To me, the NC clause means that my content is the output of the economic process, not the input. It is something produced by the productive economy, not something consumed by the predatory economy. It is something that is meant to be shared, not sold. It is something that is intended to be abundant, not scarce. It's value is calculated according to what it contributes, not by what it takes.


  1. Stephen, I know you mean well, but the assumptions you make about market realities in the educational publishing space are so far off rail that I hardly know where to begin - so, I won't.

    Instead, what I suggest you do is actually go talk to a real educational publisher to gain market insight, and then apply that information to your analysis. Your arguments will carry more weight that way.

    btw, FWK is not going to a paywall because it didn't succeed. Fwk is making a calculated market adaption, to remain sustainable (i.e. profitable - heaven forbid!) Did the New York Times going to a paywall indicate that it didn't succeed? The Chronicle of Higher Education? The Financial Times?

    How about the university you teach at? Does its insistence on a tuition paywall mean that it has somehow failed in the "free" dissemination of education?

    Little more than confusion results from all the needless chatter, mumbo-jumbo, and philosophizing about which open license is better; or, whether "free" is better; and so on. It's doesn't matter! What matters is offering high quality products that can be delivered at cheaper cost with more benefits. Is that a bad thing? That's what FWK is trying to do. That's all. Why make "open" a sacred thing? Why try to surround "open" with dogma? The academic community, foundations, and even the Federal Govt has a "true believer" stance re: open licening - requiring a specic kind of open (CC-BY), and eschewing all others. That's just dumb; it confines the world of open; it sets precedents that weaken the prospect of successful innovation in open - and even closed - enterprise.

    Bottom line: textbooks cost too much; education costs too much; certifications cost too much. There are going to be many efforts started to meet this gap in the market - between overpriced current options and new innovation that deliver the same or more benefit as the old, for a lesser price.

    All your (and others) theorizing on these non-issues results in little more than a weird demonizing of companies, revenue models, strategic market approaches, etc. that are trying to make a difference, but somehow fail in your eyes because they fail to meet the standards that you have created in that comfortable little theoretical room inside your head. It's really comfortable in there, I know, but please do strive for more accuracy instead of setting up straw men that are convenient to argue against; that's not the real world; it's the world of the ivory tower, where things are mostly thought of in the abstract.

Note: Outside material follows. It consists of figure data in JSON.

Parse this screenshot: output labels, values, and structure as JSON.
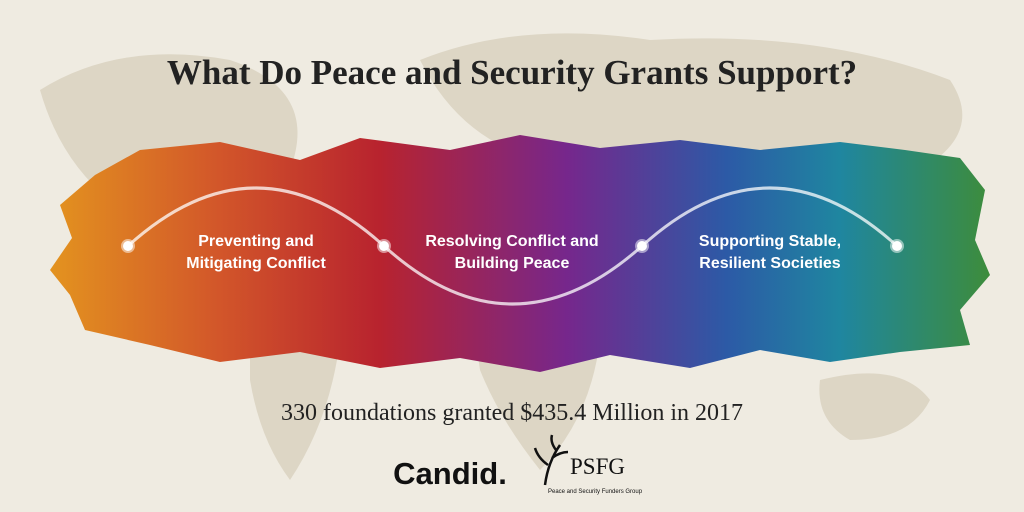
{
  "title": "What Do Peace and Security Grants Support?",
  "stages": [
    {
      "lines": [
        "Preventing and",
        "Mitigating Conflict"
      ]
    },
    {
      "lines": [
        "Resolving Conflict and",
        "Building Peace"
      ]
    },
    {
      "lines": [
        "Supporting Stable,",
        "Resilient Societies"
      ]
    }
  ],
  "summary": "330 foundations granted $435.4 Million in 2017",
  "logos": {
    "candid": "Candid.",
    "psfg": {
      "name": "PSFG",
      "tagline": "Peace and Security Funders Group"
    }
  }
}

    Having to make a profit or find something else to do is not a concept that most academics are very up on (including many business school academics). The recent several-year dialogue about open and how open should or should not play out in this-or-that way has been riddled with the basic of misunderstanding and outright error, with academics and foundations mostly responsible for those errors, and thus causing great harm to the search for cheaper, high-quality textbooks.

    Well funded fiefdoms have arisen as a result, with little to show for $100's of millions of dollars of investment. What a waste; what an injustice to the millions of students who could have already had high-quality, low-priced or free college textbooks - but don't. That's a tragic loss, and an opportunity wasted.

  2. On the CC-NC piece, I'm been flailing on this post that you commented on a while back - - but this brings me back to my initial position. Thanks.